Multiple Networks in a Project

Create multiple independent heat networks in one project, switch the active network and copy or move network objects between networks

Overview

A VICUS Districts project can contain any number of independent networks. Each network has its own nodes, routes and settings. Exactly one network is the active network: the network panel, all topology tools, pipe sizing and the calculations all refer to it. Selected nodes and routes of other networks can be copied or moved into the active network.

Switching the active network

  • The Network: combo box at the very top of the network panel – the selection sets the active network.
  • In the navigation tree, all networks appear below the Networks entry; the active network is highlighted in bold.

Non-active networks remain visible in the scene (unless hidden via the light-bulb icon in the navigation tree) but are not edited or calculated.

Creating a new network

When drawing pipes and nodes, a combo box selects the target network; the plus button next to it opens the Add network dialog (New network name:) and creates an empty network. The GIS import also creates its own network in the project when importing a network.

Adopting objects into the active network

If nodes or routes are selected that belong to a non-active network, the Add to current network button appears at the top of the network panel. It opens the Assign to current network dialog with the question of whether the selected network objects should be copied or moved:

OptionEffect
CopyThe selected nodes and routes are copied into the active network; the source network remains unchanged.
MoveThe objects are adopted into the active network and removed from the source network. Mixer nodes that still have routes of the source network attached remain there.

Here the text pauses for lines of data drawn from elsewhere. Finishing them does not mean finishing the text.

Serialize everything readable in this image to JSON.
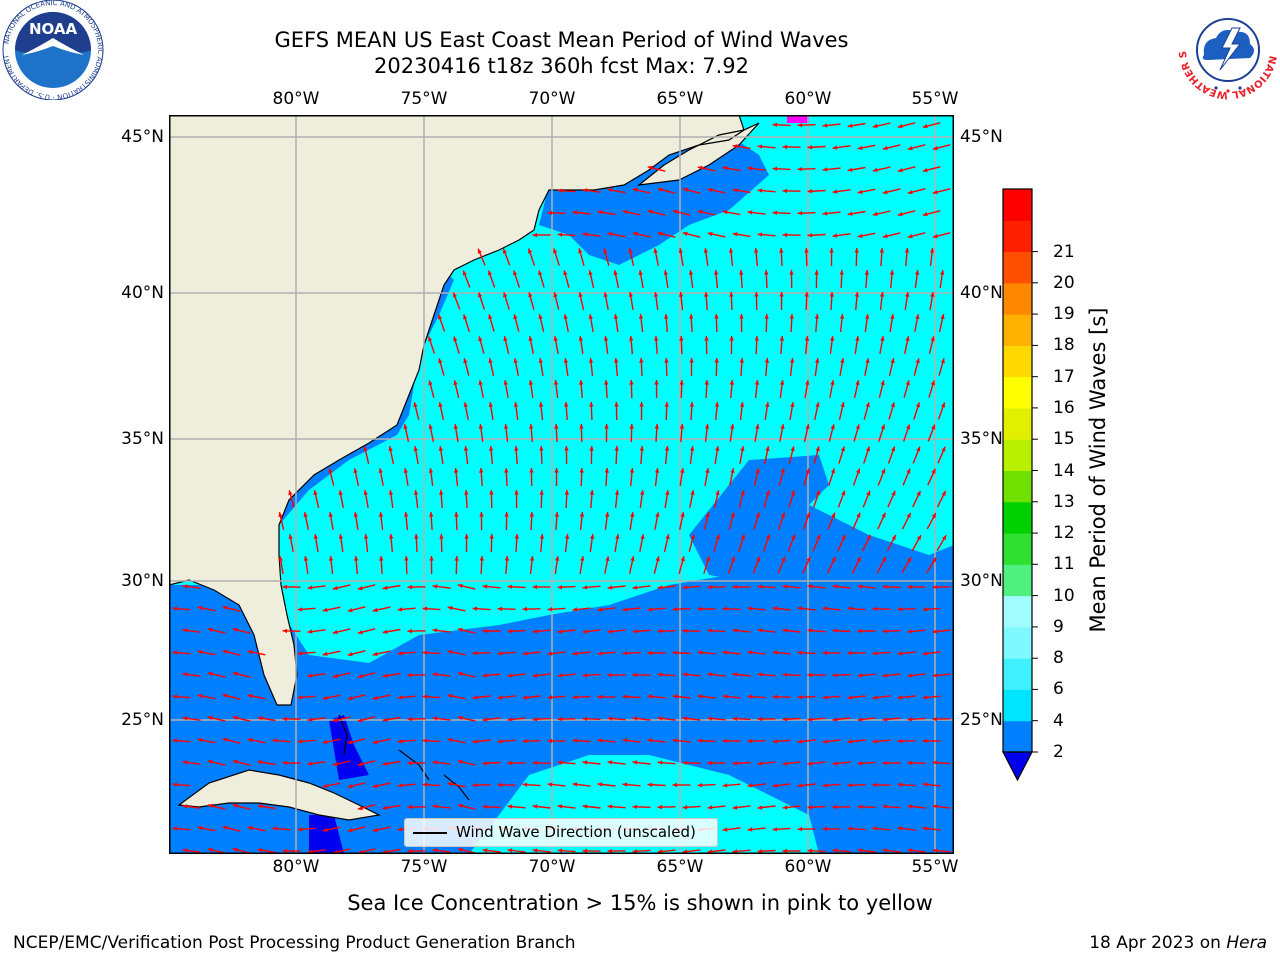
{
  "title": "GEFS MEAN US East Coast Mean Period of Wind Waves",
  "subtitle": "20230416 t18z 360h fcst   Max: 7.92",
  "lon_labels": [
    "80°W",
    "75°W",
    "70°W",
    "65°W",
    "60°W",
    "55°W"
  ],
  "lat_labels": [
    "45°N",
    "40°N",
    "35°N",
    "30°N",
    "25°N"
  ],
  "colorbar": {
    "title": "Mean Period of Wind Waves [s]",
    "ticks": [
      "2",
      "4",
      "6",
      "8",
      "9",
      "10",
      "11",
      "12",
      "13",
      "14",
      "15",
      "16",
      "17",
      "18",
      "19",
      "20",
      "21"
    ],
    "colors": [
      "#0080ff",
      "#00e5ff",
      "#40f0ff",
      "#80f8ff",
      "#a0fcff",
      "#50f080",
      "#30e030",
      "#00d000",
      "#70e000",
      "#b8f000",
      "#e0f000",
      "#ffff00",
      "#ffd800",
      "#ffb000",
      "#ff8800",
      "#ff5000",
      "#ff2000",
      "#ff0000"
    ],
    "under_color": "#0000f0"
  },
  "legend_label": "Wind Wave Direction (unscaled)",
  "map_colors": {
    "land": "#efeddc",
    "ocean_main": "#00ffff",
    "ocean_dark": "#0080ff",
    "ocean_deep": "#0000f0",
    "ice": "#ff00ff",
    "arrow": "#ff0000",
    "grid": "#b0b0b0"
  },
  "footer_subtitle": "Sea Ice Concentration > 15% is shown in pink to yellow",
  "footer_left": "NCEP/EMC/Verification Post Processing Product Generation Branch",
  "footer_date": "18 Apr 2023 on ",
  "footer_machine": "Hera",
  "logos": {
    "noaa_text": "NOAA",
    "noaa_ring": "NATIONAL OCEANIC AND ATMOSPHERIC ADMINISTRATION · U.S. DEPARTMENT OF COMMERCE",
    "nws_ring": "NATIONAL WEATHER SERVICE"
  }
}
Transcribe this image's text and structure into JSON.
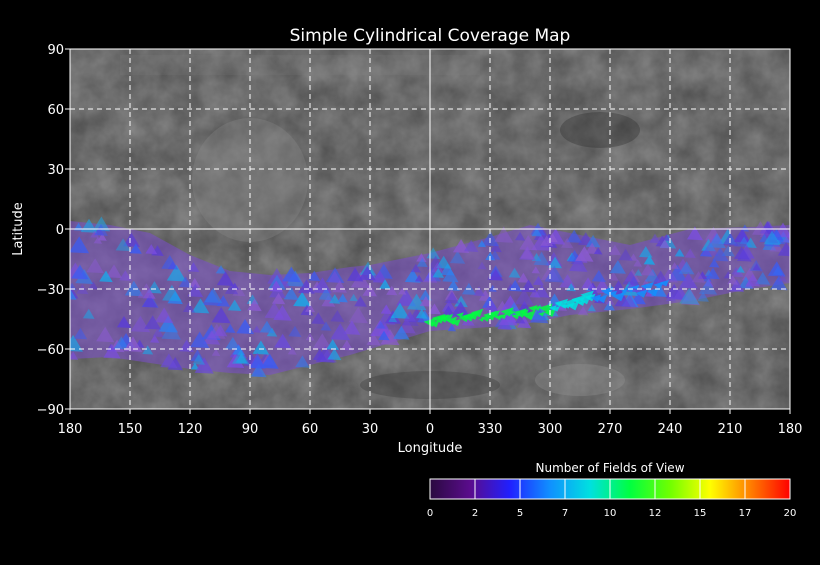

The action can be undone with the undo function.

Typical use cases

Use caseProcedure
Construction phasesCreate each expansion step as its own network. To calculate an expansion state, adopt the relevant parts into an overall network via Copy.
VariantsDuplicate a network by selecting all objects and copying them into a newly created network; then vary the route layout or pipes and compare results.
Relocating a subnetworkSelect a subnetwork that was accidentally drawn or imported into the wrong network, set the target network active and adopt the selection via Move.

Notes

  • The Network is connected: display in the General & topology tab always refers to the active network. After merging subnetworks, Find network parts helps to track down remaining isolated parts.
  • Copied objects receive new IDs; references to pipes and plants from the databases are preserved.

Practical tip:

Use multiple networks in one project deliberately to keep planning variants cleanly apart. Since each network carries its own nodes, routes and settings, you can, for example, keep different route layouts or pipe ranges in parallel and directly compare the steady-state results – without overwriting the original variant. Give the networks meaningful names (by double-clicking in the navigation tree) so that you keep the overview.